Dry, burning eyes watched the stars flicker their primordial light.  The world was clothed in the velvet dark of the cosmos.  "If I am to die," Yonatan thought, "it is best that the night sky is my tomb, for there is little else for me in this life than this beauty that I behold."  Death crept close to him, pulling his eyes down to sleep; yes, perhaps for eternity.

Yet, before his eyes were sealed forever, a distant light called to him.  It was brightest out of all the stars and it seemed to come ever closer.  Yonatan idly watched the light grow as it made its fall earthward.  Hours passed and his eyes did not stray from the source of this wonder.  Suddenly, Yonatan's eyes went wide as he realized the light was coming directly to him.  He could see it very near as it slowed its descent.  Yonatan found his legs able to lift him from the ground and stood to meet this light.  The light source made itself known.  It was a book, bound in leather, that floated down.  Yonatan instinctively reached out as the book alighted in his hands.

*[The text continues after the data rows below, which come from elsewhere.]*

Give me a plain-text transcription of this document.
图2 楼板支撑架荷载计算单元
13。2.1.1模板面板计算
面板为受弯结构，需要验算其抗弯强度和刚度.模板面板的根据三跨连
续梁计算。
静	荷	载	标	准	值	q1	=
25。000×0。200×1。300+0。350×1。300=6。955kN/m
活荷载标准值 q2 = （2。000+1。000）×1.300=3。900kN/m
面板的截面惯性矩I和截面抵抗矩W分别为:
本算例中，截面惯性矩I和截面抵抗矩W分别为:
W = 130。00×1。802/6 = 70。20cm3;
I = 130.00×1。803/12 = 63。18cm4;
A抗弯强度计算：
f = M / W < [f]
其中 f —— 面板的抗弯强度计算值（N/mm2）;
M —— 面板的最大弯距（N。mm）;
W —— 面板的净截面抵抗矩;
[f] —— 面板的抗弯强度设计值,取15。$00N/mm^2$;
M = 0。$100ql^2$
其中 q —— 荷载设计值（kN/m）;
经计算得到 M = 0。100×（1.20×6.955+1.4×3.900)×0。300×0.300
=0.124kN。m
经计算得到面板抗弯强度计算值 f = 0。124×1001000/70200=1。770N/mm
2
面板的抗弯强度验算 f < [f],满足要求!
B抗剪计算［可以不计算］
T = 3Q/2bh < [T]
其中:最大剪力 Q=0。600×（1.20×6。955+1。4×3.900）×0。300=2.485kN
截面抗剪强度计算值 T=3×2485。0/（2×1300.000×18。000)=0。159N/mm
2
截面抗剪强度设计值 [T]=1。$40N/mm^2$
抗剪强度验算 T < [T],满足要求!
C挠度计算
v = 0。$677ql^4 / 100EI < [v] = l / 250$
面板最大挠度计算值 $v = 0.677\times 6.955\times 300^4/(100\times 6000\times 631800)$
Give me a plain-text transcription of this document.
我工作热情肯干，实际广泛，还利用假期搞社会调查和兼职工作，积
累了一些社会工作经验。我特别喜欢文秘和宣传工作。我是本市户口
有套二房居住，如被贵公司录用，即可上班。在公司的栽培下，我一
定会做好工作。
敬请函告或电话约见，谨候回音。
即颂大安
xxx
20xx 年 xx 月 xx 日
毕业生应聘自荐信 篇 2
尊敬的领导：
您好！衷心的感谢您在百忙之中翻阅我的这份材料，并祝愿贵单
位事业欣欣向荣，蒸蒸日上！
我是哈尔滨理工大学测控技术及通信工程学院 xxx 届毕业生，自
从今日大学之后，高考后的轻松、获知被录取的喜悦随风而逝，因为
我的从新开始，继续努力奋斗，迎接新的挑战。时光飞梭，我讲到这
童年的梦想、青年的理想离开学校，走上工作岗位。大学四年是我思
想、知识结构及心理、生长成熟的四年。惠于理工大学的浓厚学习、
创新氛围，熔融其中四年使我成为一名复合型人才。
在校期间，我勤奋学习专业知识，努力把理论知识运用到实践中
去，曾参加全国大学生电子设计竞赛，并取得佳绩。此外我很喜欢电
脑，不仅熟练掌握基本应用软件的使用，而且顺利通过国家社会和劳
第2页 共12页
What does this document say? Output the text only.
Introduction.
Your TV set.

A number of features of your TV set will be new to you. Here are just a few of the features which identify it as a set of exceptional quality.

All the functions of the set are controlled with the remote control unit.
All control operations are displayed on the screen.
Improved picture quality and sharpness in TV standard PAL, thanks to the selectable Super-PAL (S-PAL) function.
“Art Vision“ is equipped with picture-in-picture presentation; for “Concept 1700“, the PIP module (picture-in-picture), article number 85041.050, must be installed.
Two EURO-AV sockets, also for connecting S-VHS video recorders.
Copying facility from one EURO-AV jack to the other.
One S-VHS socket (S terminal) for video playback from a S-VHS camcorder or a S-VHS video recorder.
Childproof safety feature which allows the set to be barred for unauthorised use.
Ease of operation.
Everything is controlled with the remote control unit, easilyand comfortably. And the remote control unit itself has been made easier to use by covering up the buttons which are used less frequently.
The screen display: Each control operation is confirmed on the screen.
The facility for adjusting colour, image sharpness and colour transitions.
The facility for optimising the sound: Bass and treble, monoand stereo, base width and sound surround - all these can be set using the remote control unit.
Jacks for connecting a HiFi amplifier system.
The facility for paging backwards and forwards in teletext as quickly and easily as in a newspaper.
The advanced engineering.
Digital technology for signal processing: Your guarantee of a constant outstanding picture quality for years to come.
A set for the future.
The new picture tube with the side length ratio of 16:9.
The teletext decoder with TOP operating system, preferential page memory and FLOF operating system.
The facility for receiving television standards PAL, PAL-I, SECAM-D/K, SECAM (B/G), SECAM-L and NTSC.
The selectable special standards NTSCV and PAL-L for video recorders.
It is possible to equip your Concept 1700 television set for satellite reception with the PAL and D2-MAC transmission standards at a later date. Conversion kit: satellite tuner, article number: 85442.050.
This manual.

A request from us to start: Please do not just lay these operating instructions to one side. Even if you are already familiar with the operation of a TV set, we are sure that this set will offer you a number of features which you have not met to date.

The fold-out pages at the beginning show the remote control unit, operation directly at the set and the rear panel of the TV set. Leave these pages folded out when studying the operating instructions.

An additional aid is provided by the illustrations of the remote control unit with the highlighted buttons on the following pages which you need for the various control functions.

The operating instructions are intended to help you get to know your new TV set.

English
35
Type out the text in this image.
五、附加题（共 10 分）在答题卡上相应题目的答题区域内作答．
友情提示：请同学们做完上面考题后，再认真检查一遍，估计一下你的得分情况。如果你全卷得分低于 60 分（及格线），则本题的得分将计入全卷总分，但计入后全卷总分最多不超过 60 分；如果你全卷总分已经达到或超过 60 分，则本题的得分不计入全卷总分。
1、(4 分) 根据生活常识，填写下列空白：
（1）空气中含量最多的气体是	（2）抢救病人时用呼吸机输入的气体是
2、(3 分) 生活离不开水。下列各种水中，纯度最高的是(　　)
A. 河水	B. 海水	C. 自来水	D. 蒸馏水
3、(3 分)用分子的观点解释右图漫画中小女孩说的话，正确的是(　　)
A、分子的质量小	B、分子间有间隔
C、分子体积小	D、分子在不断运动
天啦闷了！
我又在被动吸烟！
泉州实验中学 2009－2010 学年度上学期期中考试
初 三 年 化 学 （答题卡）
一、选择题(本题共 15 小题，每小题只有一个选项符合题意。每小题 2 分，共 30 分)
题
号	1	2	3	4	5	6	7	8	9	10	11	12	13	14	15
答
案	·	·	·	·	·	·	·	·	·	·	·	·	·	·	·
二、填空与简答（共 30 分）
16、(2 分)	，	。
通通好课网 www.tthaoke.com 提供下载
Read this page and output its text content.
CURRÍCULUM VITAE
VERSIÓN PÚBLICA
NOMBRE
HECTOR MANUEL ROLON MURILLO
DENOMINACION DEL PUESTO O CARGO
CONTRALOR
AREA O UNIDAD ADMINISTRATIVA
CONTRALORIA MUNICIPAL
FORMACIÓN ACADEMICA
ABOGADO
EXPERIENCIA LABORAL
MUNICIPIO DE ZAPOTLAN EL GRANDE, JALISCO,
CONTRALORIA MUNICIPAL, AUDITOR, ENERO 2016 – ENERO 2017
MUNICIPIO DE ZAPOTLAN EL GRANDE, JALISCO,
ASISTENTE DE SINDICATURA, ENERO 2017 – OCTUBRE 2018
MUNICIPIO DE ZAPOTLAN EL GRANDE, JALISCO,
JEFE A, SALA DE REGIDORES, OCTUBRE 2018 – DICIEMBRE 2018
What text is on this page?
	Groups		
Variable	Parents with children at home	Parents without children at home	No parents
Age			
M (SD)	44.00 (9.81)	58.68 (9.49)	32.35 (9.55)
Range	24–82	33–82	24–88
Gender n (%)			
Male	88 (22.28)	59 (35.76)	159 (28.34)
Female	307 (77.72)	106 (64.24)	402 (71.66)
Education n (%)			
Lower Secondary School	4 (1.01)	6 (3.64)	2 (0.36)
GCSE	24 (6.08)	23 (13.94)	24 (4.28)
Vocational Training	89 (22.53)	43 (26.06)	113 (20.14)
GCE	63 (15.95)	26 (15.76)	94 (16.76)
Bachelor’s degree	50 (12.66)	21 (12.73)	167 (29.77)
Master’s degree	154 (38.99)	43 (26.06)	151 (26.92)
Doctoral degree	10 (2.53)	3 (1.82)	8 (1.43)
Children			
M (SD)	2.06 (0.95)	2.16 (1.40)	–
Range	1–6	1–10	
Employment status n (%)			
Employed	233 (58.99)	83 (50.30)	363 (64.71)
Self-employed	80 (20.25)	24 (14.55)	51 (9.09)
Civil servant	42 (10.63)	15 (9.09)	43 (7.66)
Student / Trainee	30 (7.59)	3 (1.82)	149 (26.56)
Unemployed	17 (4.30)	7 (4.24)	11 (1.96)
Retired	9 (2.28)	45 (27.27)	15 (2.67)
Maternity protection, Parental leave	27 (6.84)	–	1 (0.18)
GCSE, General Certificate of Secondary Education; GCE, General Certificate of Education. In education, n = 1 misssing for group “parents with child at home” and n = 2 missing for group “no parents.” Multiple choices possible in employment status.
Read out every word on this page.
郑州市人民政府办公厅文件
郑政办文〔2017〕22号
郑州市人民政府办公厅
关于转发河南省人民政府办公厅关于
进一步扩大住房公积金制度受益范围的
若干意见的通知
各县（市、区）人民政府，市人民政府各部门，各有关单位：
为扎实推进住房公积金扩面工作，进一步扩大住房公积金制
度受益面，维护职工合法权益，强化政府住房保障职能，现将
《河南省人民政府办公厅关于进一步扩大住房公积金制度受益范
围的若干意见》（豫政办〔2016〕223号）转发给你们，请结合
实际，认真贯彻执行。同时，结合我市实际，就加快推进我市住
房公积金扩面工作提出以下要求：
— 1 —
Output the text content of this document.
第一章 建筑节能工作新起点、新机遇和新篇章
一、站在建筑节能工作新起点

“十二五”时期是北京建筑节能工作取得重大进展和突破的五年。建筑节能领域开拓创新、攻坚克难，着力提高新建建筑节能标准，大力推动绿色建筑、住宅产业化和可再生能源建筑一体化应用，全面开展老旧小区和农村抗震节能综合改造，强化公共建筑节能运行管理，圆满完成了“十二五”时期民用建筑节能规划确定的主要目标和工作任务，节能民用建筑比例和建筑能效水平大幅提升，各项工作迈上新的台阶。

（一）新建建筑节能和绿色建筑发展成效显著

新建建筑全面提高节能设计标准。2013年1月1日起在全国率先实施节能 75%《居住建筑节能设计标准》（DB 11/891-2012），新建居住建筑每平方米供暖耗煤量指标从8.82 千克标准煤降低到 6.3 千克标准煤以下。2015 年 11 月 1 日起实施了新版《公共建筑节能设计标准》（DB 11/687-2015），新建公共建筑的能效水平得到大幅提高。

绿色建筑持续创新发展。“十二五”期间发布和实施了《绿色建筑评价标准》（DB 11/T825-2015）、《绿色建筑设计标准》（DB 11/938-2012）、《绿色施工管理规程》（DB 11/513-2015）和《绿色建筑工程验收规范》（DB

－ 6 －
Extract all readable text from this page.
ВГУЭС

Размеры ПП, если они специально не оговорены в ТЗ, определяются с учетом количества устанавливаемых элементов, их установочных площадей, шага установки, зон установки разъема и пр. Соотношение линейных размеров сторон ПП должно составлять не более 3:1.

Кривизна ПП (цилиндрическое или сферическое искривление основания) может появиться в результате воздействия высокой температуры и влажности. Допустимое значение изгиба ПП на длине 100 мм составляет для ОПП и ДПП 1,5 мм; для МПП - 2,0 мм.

All hunger, all pain, all weariness fled Yonatan's body.  He found strength anew surging within.  The light dwindled until it was but a faint glow.  With anticipation, Yonatan pulled back the hard leather cover of the book.  Bound in the book's leather sheath were four plates of a brilliant metal; not silver, not gold.  Yonatan looked them over, but the plates were smooth; nothing was etched on them.  While he tried to fathom why such a thing existed, a burning light illuminated the first plate.  Yonatan squinted as he saw the light take on familiar shapes, words:

In the realm of mortals, the four dimensions of time and space stretch into infinity so that no man may see its beginning or end.  Boundless as they seem, there is more to existence than mere time and space.  Such is the fifth dimension, a multiverse that contains every possible past, present, and future in existence.  Every action is a choice and every choice, no matter where in the whole of creation or how insignificant it may seem, gives rise to a new universe, a new Earth.

This is the story of one being, adrift amongst the alternate Earths of the fifth dimension, who, in search for something greater, will traverse the dimensions and realize his true destiny.

Questions arose in Yonatan's mind.  Where did this come from?  What created it?  For whom is this story told?  As if to answer, the book flashed more words on the shining plates.  They spoke of Yonatan's suffering, his yearning for a purpose, and his disdain for the course his world has taken.  It also divulged great secrets to him which no mortal may ever know.  It revealed his true nature, his destiny, and the power he would need to fulfill these things.

Yonatan smiled.  The book had foreseen his future, his rise to power, but not for power's sake.  He would lift the people who shared his suffering to their rightful, honored place.  He would wield the strength to empower the forsaken and make low the corrupt and the vile.  The Earth would tremble at the change he would bring.

But first, the book told him, a nation must die.